El Aikido es una espada de dos filos: cuando se ha cortado al adversario en dos hay que saber que nos hemos cortado a nosotros mismos en dos.  Si dejamos vivir al adversario estamos salvados. Esto viene a significar que no debemos permitir que se genere esa dualidad adversario / yo. Tomemos como ejemplo un examinador totalmente parcial e injusto. Incluso un examinador de ese tipo, si está bajo ese encanto, no encontrará nada que censurar en un buen examen: con este estado de ánimo es con el que uno se debe presentar. Si a pesar de todo se suspende, no se deje abatir. Aproveche para mejorar sus defectos. Sea recto y digno sin estar resentido contra nadie y es posible que el examinador que lo haya suspendido sienta vergüenza. Si recibe un grado que no merece, sepa que sólo lo ha recibido para señalarle que toda posibilidad de evolución en lo sucesivo le está vetada. Por el contrario, el que se le deniegue un grado debe interpretarse como que se le está pidiendo realizar un trabajo más profundo para el que usted está capacitado.

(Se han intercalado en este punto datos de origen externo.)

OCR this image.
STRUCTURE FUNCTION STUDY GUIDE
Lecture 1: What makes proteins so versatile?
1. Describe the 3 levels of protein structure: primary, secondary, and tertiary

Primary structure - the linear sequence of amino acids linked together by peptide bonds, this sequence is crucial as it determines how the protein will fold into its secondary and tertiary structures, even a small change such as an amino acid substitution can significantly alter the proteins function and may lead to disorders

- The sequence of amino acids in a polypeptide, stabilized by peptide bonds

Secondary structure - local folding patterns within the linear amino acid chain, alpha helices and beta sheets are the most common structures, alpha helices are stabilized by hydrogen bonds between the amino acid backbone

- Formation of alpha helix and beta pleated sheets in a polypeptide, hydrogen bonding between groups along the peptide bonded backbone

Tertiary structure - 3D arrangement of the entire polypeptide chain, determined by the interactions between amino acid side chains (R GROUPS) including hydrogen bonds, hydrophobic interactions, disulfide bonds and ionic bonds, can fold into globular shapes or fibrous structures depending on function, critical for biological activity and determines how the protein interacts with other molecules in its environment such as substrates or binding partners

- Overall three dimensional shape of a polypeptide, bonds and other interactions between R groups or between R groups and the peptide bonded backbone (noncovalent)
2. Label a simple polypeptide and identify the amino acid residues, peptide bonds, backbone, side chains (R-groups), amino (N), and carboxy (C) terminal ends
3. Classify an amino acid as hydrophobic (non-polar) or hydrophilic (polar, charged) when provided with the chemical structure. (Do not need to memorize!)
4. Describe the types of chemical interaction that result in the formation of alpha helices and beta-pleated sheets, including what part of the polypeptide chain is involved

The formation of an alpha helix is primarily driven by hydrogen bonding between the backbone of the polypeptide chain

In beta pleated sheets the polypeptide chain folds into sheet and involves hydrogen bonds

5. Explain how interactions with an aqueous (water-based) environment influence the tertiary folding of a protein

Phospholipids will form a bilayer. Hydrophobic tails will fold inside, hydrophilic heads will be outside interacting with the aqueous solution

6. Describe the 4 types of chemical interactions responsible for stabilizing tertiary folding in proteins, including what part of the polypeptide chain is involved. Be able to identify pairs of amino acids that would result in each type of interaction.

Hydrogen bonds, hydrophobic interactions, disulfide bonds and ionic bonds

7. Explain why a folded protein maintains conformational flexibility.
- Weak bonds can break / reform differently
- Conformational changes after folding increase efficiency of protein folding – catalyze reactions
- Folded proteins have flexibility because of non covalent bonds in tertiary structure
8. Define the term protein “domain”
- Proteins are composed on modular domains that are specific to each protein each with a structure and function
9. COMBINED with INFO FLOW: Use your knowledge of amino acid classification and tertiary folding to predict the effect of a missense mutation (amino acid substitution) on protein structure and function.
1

Actitud del candidato que ha superado el examen de dan

 Todos somos felices cuando aprobamos un examen de dan. No obstante, ello no es razón para salir del dojo sin saludar o abrazarse en el tatami para felicitarse mutuamente, actitud que no se debe fomentar. Aprobar un grado o ganar una competición son dos actos de distinta naturaleza. Lo primero que hay que agradecer es al examinador, luego a su profesor y los sempais, y sólo a partir de entonces, se puede compartir la alegría con los amigos. En Francia, durante los primeros tiempos de mi estancia, los practicantes que acababan de superar el examen también ofrecían a sus profesores y amigos una pequeña fiesta en un bar y no se dudaba en descorchar una botella de champán. Incluso cuando yo era uchi-deshi, las personas de educación formal ofrecían al maestro, a sus sempai y a sus amigos aikidokas una cena de agradecimiento.

Por supuesto, para los jóvenes eso es un poco difícil de sufragar, pero ¿acaso es imposible ofrecer por lo menos el gesto de ofrecer, por ejemplo, un aperitivo para celebrar la ocasión?. Y si esto aún es pedir demasiado, en cualquier caso, por lo menos será posible de dar las gracias.

Es cierto que el hecho de haber conseguido superar un grado se debe al trabajo, los esfuerzos y aptitudes personales, pero no hay que olvidar la ayuda recibida por parte del profesor, los sempais y los ánimos dados por los compañeros de trabajo.


De ahí que se ha de educar a los alumnos en este sentido. Es aconsejable escuchar los comentarios sobre la actitud de uno mismo durante el examen y pedir la opinión del profesor y de los alumnos más antiguos para crearse una base de trabajo.